Certainly not one of Dickens's best, but you have to wonder what he would have done with it had he lived. I read the edition completed by Leon Garfield, which provides a completely predictable, but at least stylistically consistent, ending. This completion is in accord with G.K. Chesterton's comment that there really isn't that much mystery about Edwin Drood.

Jan 05, 2014
  • InvernessS rated this: 1.5 stars out of 5.

I tried very hard to like this & to finish it. Alas, I did not.

Dec 17, 2012
  • Cepros rated this: 5 stars out of 5.

Edwin Drood is Dickens's last novel. It is about a young man who mysteriously disappears and the resulting search for him. The best and worst part about this novel is that it has no ending: Dickens died before he finished it. So the reader never finds out what happened to poor Mr. Drood. This makes the novel a true mystery and allows the readers to form their own theories. It also makes the novel incredibly annoying if you're someone who likes to know things for certain. There is a theory out there (based off of a letter Dickens wrote to a friend explaining a new plot that he was thinking about), but there's no definitive answer. However, the parts of the book that made it to paper are fantastic. The writing is wonderful, the characters are very interesting, and the atmosphere is intoxicating. One of the most amazing things about the narrative is Dickens's ability to make a cathedral a constant, brooding presence, even chapters after he last mentions it. Edwin Drood is also a great character and very amusing. The novel is full of suspicious characters, any one of whom could have done Drood in. Or maybe Drood's still alive? We'll never know; however, despite the lack of closure, this novel is definitely worth a read.

Nov 15, 2011
  • BPLNextBestAdults rated this: 5 stars out of 5.

Charles Dickens' final, unfinished novel is considered one of his darkest works. Presciently, depicting what modern psychologists might now describe as a manic obsession, Dickens' creation, John Jasper is chillingly evil. His secret life as an opium addict is completely at odds with the daytime persona he presents as choirmaster in the fictitious town of Cloisterham.
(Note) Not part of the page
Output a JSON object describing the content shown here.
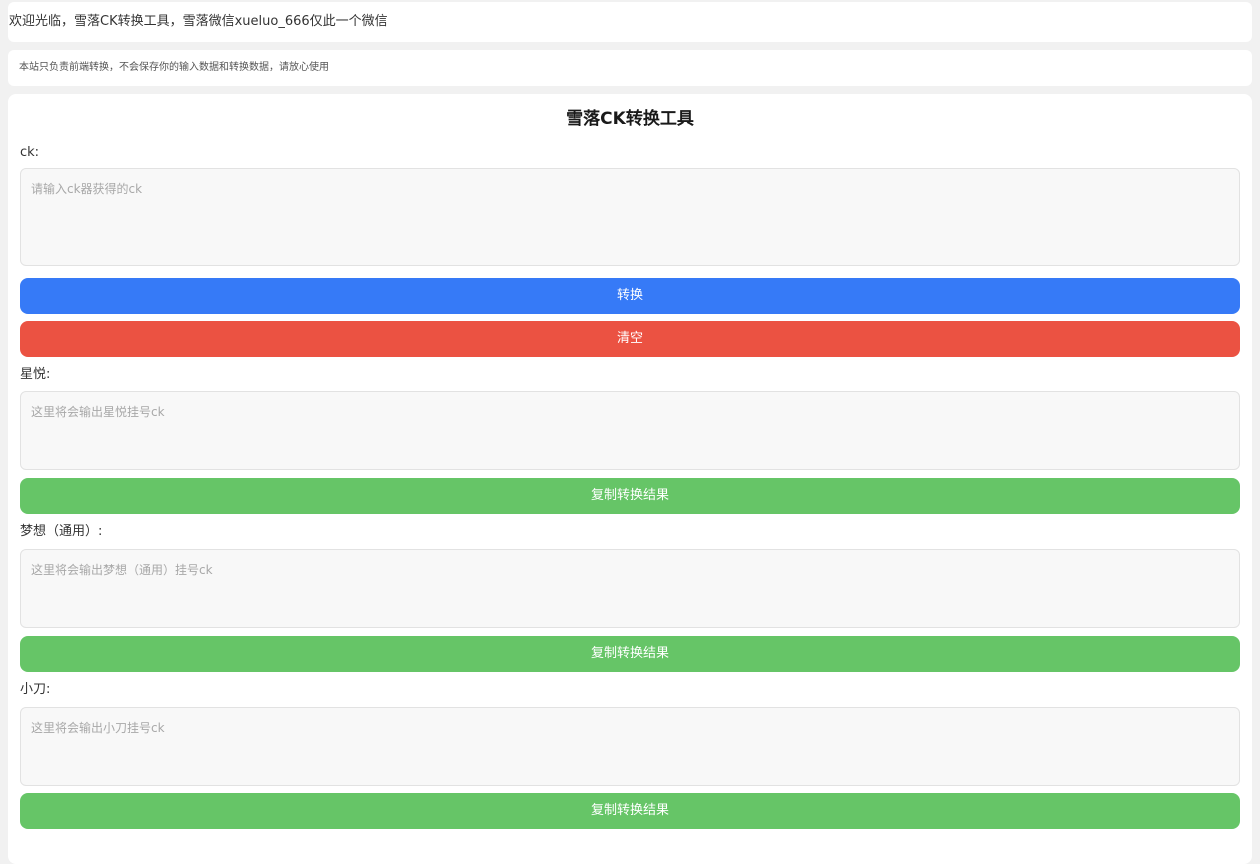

His brooding fascination with Rosa Bud, betrothed to his cheery, unsuspecting and hopelessly naïve nephew, Edwin Drood is creepy and repugnant and compels him to commit a horrible crime.

Lamentably unfinished and written in installments, The Mystery of Edwin Drood was way ahead of its time – foreshadowing and modeling the great psychological thrillers of the 20th century. That Dickens' characterizations remain fresh and wholly recognizable with their all too human frailties is evident in modern day presentations of this work – both in theatre and television.